From Robotics to AI NPCs // Nyla Worker // AI in Production Talk
Nyla Worker is the product lead at Convai, an award-winning AI-NPC start-up. There she focuses on developing conversational non-player characters. Before Convai, she product-managed synthetic data generation at NVIDIA's Omniverse Replicator and honed her skills in deep learning for embedded devices. Nyla has experience accelerating eBay's image recommendation system and has conducted research at the University of Minnesota. Her expertise spans AI, product management, and deployment of AI in production systems.
At the moment Demetrios is immersing himself in Machine Learning by interviewing experts from around the world in the weekly MLOps.community meetups. Demetrios is constantly learning and engaging in new activities to get uncomfortable and learn from his mistakes. He tries to bring creativity into every aspect of his life, whether that be analyzing the best paths forward, overcoming obstacles, or building lego houses with his daughter.
Nyla delves into the intersection of robotics, simulation, and AI techniques, particularly in the context of powering Non-Player Characters (NPCs) in games using multi-modal Large Language Models (LLMs). Drawing from the principles of training AIs in simulation environments, the talk explores how Convai utilizes these technologies to enable NPCs to perform actions and react dynamically to their virtual environments. Viewers can expect insights into the methodologies employed and the practical applications derived from robotics research.
AI in Production
From Robotics to AI NPCs
Nyla Worker [00:00:00]: You.
Demetrios [00:00:05]: And right now we're going to talk about NPCs, is that right? Yes, we're talking about robotics, NPCs, and how LLMs can be powering all these different things and agent framework. This is going to be fascinating. Let's see. I think your slides are up and I'll come back in 10 minutes. Take it away.
Nyla Worker [00:00:22]: Awesome. Thank you. Yeah. Hello everyone. My name is Nyla Worker. I lead product at convey. Prior to convey, I led synthetic data generation for Nvidia, and there we use synthetic data to train perception models for robotics and manufacturing tasks. So, for example, you wanted to make a robot move around, but you also wanted it to take feedback from the environment.
Nyla Worker [00:00:49]: You could do this in synthetic worlds way before you did it in the real world. And I've translated those learnings from that space into the AIMPC space. So let's dive into it and see how this all comes together. So here we have an AIMPC. As you can see, the AINPC is responding to the person who is asking them and talking to them. So in this case, we ask it to pass me something and she will do it. So this is an embodied NPC that then moves its body and does the desired task. This is similar as to what you would see in like, a robotics environment.
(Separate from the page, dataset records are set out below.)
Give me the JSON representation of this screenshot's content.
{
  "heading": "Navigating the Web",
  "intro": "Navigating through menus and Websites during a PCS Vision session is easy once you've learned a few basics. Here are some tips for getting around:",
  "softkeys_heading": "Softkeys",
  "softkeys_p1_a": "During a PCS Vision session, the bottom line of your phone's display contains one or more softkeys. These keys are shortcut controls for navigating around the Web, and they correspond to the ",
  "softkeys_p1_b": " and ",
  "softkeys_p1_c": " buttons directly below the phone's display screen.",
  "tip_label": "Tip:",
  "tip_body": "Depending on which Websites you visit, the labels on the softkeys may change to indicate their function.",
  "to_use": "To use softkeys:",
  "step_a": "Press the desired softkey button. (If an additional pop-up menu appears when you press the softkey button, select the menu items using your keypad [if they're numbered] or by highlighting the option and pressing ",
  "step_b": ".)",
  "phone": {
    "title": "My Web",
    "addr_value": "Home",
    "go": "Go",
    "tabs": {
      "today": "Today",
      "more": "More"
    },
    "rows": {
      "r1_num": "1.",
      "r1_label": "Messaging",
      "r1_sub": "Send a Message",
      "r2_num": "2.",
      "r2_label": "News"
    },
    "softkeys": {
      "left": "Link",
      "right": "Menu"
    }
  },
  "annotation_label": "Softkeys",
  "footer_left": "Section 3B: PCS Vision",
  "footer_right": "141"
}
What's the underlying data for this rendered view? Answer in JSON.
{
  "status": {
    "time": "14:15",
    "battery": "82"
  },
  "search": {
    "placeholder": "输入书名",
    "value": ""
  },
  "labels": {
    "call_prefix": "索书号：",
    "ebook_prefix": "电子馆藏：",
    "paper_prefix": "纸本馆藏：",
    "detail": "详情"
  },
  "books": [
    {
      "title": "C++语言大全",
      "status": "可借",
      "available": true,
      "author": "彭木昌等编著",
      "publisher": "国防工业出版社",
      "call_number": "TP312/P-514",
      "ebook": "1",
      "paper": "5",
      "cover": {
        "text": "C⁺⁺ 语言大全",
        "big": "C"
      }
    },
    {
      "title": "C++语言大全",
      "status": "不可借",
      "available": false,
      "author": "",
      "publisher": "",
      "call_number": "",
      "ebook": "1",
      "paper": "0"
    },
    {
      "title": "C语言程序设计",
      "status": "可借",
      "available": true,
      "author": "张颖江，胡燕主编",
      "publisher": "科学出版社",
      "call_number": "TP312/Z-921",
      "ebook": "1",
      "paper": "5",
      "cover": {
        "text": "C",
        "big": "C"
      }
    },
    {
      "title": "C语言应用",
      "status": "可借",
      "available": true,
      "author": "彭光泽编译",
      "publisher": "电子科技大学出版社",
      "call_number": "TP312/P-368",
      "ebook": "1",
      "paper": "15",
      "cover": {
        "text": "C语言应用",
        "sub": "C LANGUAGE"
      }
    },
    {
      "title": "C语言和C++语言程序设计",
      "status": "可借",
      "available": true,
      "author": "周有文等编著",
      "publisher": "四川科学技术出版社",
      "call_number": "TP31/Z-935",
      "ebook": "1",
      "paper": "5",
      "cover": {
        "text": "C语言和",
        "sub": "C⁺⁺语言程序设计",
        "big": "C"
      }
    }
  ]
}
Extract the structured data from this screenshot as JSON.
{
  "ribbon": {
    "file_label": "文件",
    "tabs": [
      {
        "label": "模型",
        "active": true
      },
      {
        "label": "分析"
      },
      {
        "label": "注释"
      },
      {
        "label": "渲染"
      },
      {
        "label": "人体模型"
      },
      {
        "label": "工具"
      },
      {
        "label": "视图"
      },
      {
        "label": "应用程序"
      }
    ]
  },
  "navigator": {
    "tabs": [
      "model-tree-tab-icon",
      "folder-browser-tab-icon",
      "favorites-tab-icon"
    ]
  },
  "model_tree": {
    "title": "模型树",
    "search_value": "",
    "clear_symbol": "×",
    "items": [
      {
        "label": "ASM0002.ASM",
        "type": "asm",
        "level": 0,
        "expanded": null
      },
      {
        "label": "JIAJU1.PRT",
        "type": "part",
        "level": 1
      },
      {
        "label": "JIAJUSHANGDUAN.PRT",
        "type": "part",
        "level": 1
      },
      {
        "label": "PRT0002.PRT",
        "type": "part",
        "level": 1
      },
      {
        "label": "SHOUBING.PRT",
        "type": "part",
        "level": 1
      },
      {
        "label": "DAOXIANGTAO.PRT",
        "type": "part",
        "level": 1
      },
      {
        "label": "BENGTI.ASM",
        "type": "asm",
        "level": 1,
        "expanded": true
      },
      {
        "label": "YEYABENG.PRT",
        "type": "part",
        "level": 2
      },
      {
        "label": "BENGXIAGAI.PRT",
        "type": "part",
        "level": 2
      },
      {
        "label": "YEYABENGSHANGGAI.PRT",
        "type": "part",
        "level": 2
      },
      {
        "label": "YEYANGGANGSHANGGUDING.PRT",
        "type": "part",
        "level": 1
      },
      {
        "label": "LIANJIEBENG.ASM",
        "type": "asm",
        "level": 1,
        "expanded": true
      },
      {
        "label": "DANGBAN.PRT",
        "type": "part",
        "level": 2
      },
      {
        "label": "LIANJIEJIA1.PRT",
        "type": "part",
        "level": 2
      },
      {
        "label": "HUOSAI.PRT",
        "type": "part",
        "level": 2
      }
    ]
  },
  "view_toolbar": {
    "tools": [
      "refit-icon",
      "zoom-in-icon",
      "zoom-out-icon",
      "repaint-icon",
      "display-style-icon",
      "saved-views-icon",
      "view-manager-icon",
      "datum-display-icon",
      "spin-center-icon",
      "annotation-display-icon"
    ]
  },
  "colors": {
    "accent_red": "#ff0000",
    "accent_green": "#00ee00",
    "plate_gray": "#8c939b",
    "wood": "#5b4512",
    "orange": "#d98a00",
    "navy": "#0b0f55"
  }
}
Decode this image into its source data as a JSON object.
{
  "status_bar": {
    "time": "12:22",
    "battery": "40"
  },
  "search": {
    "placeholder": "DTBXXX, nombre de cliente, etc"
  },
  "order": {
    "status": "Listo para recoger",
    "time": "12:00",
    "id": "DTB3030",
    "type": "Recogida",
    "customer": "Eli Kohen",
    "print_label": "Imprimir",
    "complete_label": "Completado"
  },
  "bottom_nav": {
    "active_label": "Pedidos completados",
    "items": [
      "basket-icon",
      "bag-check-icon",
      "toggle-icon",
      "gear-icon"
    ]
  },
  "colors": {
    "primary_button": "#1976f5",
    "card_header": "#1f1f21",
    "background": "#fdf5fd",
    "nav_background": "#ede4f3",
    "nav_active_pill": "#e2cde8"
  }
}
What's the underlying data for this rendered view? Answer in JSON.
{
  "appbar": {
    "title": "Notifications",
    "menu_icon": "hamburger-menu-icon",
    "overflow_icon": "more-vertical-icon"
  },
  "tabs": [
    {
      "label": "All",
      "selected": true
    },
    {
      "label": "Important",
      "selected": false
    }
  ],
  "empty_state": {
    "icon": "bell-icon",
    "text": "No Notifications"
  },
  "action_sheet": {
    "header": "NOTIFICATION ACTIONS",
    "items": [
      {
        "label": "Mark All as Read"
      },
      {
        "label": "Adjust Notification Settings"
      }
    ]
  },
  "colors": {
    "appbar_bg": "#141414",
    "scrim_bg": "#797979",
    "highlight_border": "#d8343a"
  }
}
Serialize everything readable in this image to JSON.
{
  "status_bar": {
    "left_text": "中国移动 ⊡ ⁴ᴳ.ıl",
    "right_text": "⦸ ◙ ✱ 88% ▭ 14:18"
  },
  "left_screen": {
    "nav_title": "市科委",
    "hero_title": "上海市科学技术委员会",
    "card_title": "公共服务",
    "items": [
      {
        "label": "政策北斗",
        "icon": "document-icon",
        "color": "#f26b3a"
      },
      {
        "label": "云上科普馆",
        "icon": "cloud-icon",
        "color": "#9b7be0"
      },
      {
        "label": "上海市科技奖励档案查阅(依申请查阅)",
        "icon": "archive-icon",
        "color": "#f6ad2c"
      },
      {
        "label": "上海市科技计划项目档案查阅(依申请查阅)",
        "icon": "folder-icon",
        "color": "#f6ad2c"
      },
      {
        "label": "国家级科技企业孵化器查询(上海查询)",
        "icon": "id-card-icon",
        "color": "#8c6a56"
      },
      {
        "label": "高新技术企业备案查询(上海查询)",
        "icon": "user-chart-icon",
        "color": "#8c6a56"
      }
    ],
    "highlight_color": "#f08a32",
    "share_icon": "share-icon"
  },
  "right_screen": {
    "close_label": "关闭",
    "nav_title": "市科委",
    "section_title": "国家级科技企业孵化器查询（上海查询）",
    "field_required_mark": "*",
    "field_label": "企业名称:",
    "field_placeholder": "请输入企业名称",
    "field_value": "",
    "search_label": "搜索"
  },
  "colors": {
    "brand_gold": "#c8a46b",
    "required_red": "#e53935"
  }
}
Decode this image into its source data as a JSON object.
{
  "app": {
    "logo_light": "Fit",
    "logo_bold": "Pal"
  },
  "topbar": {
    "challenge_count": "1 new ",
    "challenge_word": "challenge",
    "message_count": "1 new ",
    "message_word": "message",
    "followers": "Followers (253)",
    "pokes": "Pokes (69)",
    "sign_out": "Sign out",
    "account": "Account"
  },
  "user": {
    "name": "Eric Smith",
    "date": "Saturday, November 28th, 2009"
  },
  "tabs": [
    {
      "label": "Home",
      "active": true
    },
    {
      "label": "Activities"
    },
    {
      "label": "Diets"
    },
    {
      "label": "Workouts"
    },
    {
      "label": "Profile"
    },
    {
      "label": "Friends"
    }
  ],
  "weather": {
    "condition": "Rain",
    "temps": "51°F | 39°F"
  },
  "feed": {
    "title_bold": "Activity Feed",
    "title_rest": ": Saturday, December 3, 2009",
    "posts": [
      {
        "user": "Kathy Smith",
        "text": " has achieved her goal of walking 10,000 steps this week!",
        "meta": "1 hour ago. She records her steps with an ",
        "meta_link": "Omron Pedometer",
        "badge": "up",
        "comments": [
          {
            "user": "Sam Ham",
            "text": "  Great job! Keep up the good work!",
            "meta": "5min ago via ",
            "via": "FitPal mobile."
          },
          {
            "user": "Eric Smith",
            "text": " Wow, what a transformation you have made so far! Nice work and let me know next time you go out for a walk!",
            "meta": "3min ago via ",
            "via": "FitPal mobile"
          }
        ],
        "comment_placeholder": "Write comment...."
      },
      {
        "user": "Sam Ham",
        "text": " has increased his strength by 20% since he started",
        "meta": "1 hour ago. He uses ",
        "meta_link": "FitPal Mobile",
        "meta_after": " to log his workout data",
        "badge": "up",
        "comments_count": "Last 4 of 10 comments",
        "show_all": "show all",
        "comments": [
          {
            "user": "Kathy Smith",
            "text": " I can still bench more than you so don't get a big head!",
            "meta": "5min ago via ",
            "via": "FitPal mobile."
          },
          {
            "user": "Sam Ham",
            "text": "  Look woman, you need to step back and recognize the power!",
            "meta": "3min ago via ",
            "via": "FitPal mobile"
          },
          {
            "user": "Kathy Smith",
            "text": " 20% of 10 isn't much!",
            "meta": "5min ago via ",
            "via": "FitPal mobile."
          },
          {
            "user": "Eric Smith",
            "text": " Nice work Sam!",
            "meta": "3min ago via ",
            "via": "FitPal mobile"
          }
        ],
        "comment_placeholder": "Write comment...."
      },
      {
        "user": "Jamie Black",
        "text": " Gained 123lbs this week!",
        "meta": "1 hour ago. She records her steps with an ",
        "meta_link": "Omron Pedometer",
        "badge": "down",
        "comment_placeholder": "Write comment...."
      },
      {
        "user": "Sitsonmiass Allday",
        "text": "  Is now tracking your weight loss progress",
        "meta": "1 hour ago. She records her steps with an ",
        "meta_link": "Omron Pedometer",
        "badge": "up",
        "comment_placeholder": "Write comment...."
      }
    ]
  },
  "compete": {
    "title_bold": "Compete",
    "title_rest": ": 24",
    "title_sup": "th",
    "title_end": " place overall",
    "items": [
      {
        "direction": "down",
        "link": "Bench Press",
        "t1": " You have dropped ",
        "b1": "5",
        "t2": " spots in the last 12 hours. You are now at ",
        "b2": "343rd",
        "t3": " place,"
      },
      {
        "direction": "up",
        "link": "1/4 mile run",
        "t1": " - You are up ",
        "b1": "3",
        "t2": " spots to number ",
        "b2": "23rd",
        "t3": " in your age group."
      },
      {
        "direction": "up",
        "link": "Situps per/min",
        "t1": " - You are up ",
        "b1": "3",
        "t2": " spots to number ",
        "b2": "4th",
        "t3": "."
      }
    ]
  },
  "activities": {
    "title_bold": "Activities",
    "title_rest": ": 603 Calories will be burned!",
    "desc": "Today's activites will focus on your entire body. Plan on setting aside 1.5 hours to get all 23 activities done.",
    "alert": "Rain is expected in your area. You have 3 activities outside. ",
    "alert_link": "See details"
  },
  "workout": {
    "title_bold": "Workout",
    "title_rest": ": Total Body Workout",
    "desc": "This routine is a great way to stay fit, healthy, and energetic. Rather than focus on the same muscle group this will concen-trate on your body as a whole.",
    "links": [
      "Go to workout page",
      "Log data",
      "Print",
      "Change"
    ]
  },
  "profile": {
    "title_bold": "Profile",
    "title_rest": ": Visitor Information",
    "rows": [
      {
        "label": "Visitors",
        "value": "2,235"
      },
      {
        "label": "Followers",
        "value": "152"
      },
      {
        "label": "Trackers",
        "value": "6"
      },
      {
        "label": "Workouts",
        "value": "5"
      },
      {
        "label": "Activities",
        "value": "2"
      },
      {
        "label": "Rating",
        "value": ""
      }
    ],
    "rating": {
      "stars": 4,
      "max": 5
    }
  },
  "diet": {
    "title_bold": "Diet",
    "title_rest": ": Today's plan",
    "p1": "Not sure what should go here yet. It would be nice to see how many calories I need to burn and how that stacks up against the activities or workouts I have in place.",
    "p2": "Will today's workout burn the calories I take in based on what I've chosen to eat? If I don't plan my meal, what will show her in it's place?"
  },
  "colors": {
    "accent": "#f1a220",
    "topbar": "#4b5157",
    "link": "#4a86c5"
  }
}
Nyla Worker [00:01:35]: AI and PC are embodied AI agents. So people want to experience a conversational, human like experience in which you are effectively driving this character. So here we have our dear tour guide, and the AIMPC is going to show us around this space. This embodied AI character is spatially aware, so it knows where it is in the space and it can talk about the items in the space as well as perform desired actions. And this is very similar to what you would have to do in a workflow in robotics. So now let's talk about what it takes to build a robot. So, first, before we get into any of this cool stuff, the first thing that it takes to build a robot is get the actual physical robot platform. So you spend years building the robotics platform, and then you spend years building the system to operate this platform.
Nyla Worker [00:02:36]: And finally, once you have the actual body of the robot, now you need to do this tasks, which is localization, mapping, perception, planning and control, machine learning and human robotic interaction. In localization, it is where am I in a space? Mapping is understanding where you are in a map. Perception is understanding what you're seeing, what is in your surroundings. Planning and control is what tasks to do and whether you can actually do them. So that control system that you have enable you to plan to do these tasks and machine learning and AI. So this is a very broad topic, but it is basically leveraged by robots in many areas, for instance for voice recognition, environment adaptability and way more, which I'll touch into in a bit. And lastly, human robotic interaction. How is these robot ones really deployed in the real world? Going to interact with a human and developing this and integrating all of this is required in order for you to have a robot that will, for instance, help you do your laundry.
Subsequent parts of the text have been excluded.